Olimpia Boccaferri empezó a construir capillas en esta ladera antes de que las monjas recibieran permiso del Senato di Bologna. En mil seiscientos treinta y nueve se convirtió en vicaria, la superiora de una pequeña comunidad de hermanas que cuidaban del santuario en el Monte della Guardia. El cargo se transmitía cada dos años. Boccaferri recibió un santuario cuya veneración se había debilitado notablemente a comienzos del siglo diecisiete, y en poco tiempo debía devolver a los peregrinos a la montaña.
Según una crónica anónima del siglo dieciocho, la gente colgaba entonces en los árboles a lo largo del ascenso imágenes de los misterios del Rosario. Así se llaman los acontecimientos de la vida de María y Cristo que el creyente recuerda sucesivamente durante la oración. Las imágenes de papel o tela convertían el difícil camino en una ruta de oración, pero permanecían al aire libre.
Boccaferri ordenó sustituirlas por quince capillas permanentes, una para cada misterio del Rosario. Las instalaban a intervalos regulares, para que el peregrino pudiera detenerse brevemente, rezar y continuar el ascenso. El veintiocho de junio de mil seiscientos cuarenta, las monjas recibieron el permiso del Senato di Bologna. El documento legalizó de hecho la obra que Boccaferri había iniciado ya un año antes. Para cuando terminó su mandato de dos años, la cadena de paradas de oración ya estaba dispuesta.
Aquí todavía no existía el pórtico. Apareció más tarde y, en la colina, debía unir las capillas ya instaladas en un único camino cubierto. Las construcciones actuales se levantaron de nuevo a medida que se prolongaban los arcos, pero conservaron la secuencia ideada por Boccaferri: el ascenso sigue dividido en quince partes.

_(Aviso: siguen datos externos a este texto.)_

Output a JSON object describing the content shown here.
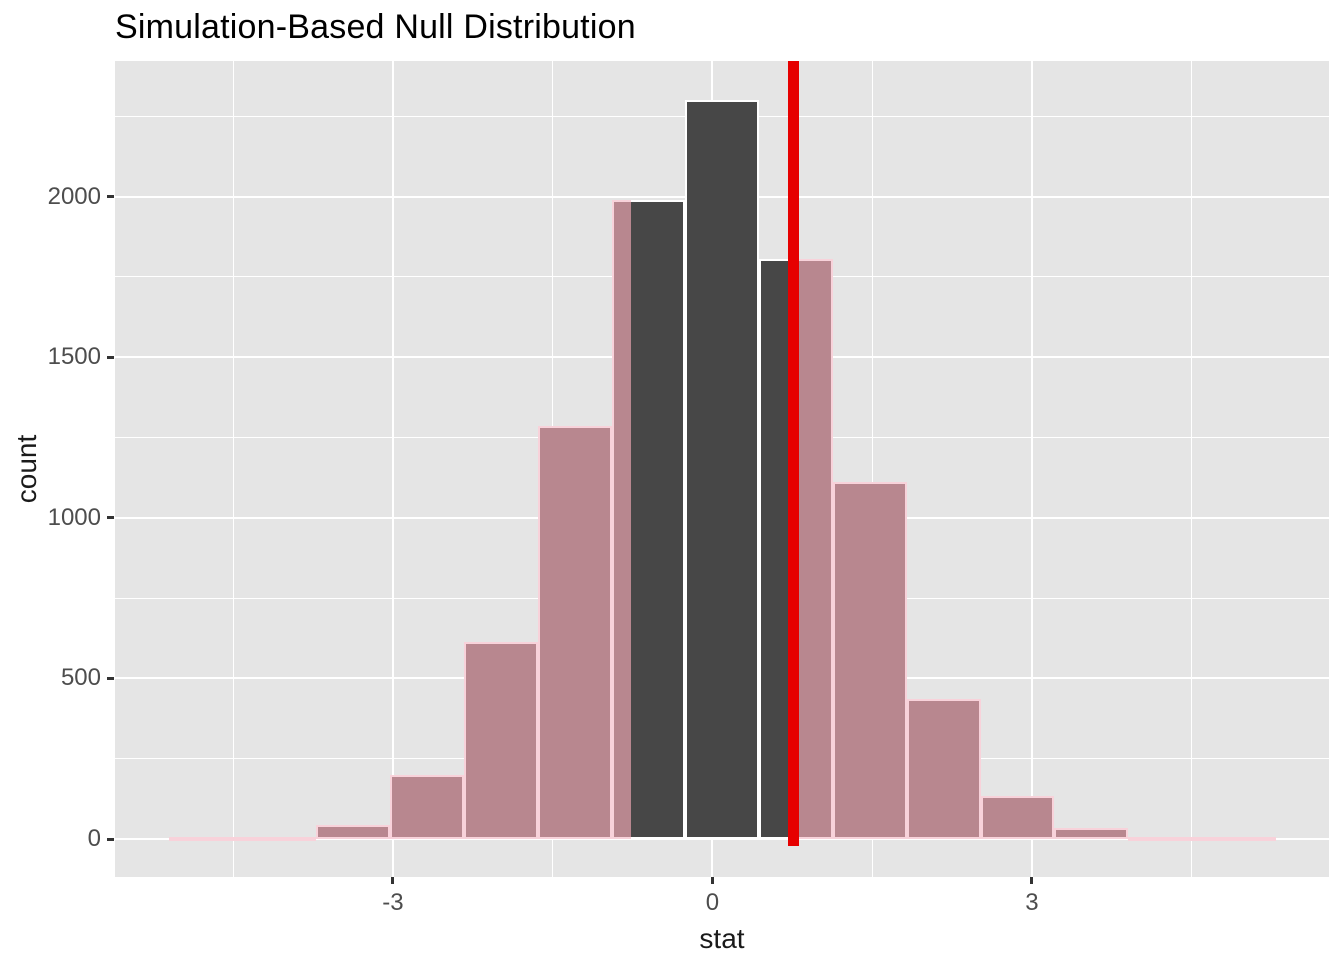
{
  "title": "Simulation-Based Null Distribution",
  "x_axis": {
    "label": "stat",
    "ticks": [
      {
        "value": -3,
        "label": "-3"
      },
      {
        "value": 0,
        "label": "0"
      },
      {
        "value": 3,
        "label": "3"
      }
    ]
  },
  "y_axis": {
    "label": "count",
    "ticks": [
      {
        "value": 0,
        "label": "0"
      },
      {
        "value": 500,
        "label": "500"
      },
      {
        "value": 1000,
        "label": "1000"
      },
      {
        "value": 1500,
        "label": "1500"
      },
      {
        "value": 2000,
        "label": "2000"
      }
    ]
  },
  "colors": {
    "panel_bg": "#E5E5E5",
    "grid": "#FFFFFF",
    "null_bar_fill": "#474747",
    "null_bar_border": "#FFFFFF",
    "shaded_bar_fill": "#B8878F",
    "shaded_bar_border": "#F8D2DA",
    "observed_line": "#E60000",
    "tick_text": "#4D4D4D",
    "axis_title_text": "#1A1A1A",
    "title_text": "#000000"
  },
  "chart_data": {
    "type": "bar",
    "subtype": "histogram",
    "title": "Simulation-Based Null Distribution",
    "xlabel": "stat",
    "ylabel": "count",
    "xlim": [
      -5.61,
      5.79
    ],
    "ylim": [
      -118,
      2422
    ],
    "grid": true,
    "legend_position": "none",
    "x_major_ticks": [
      -3,
      0,
      3
    ],
    "x_minor_gridlines": [
      -4.5,
      -1.5,
      1.5,
      4.5
    ],
    "y_major_ticks": [
      0,
      500,
      1000,
      1500,
      2000
    ],
    "y_minor_gridlines": [
      250,
      750,
      1250,
      1750,
      2250
    ],
    "bin_edges": [
      -5.105,
      -4.412,
      -3.719,
      -3.026,
      -2.333,
      -1.64,
      -0.947,
      -0.254,
      0.439,
      1.132,
      1.825,
      2.518,
      3.211,
      3.904,
      4.597,
      5.29
    ],
    "counts": [
      1,
      5,
      45,
      200,
      615,
      1285,
      1990,
      2300,
      1805,
      1110,
      435,
      135,
      33,
      4,
      1
    ],
    "observed_stat": 0.76,
    "shade_direction": "two-sided",
    "series": [
      {
        "name": "null-distribution-inside-observed",
        "role": "dark-bars"
      },
      {
        "name": "shaded-p-value-region",
        "role": "pink-bars"
      }
    ]
  }
}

La pendiente del tramo inferior también se debe a otra decisión humana. En mil setecientos cinco, el arquitecto de la administración de los bienes arzobispales Giovanni Antonio Conti propuso el trazado para prolongar el pórtico. Otros proyectistas buscaban un recorrido más suave, mientras que la propuesta de Conti aparece descrita en los documentos como empinada, pero económica. Los constructores siguieron su línea y ese mismo año levantaron los ocho arcos siguientes. Los promotores ahorraron dinero para continuar las obras; a los peregrinos les quedó una pendiente que todavía hoy deben superar.
Hace mucho que ya no hay imágenes en los árboles. Su lugar en el ritmo del ascenso lo ocupan quince capillas de piedra, aproximadamente cada veinte arcos.
Información práctica
Acceso libre y durante las veinticuatro horas.
Comprobado: 28 de junio de 2026. Comprueba la fuente oficial antes de visitar.Suba a su propio ritmo y descanse donde el paso no se estreche. Guarde silencio junto a las capillas; en los escalones húmedos, apoye todo el pie.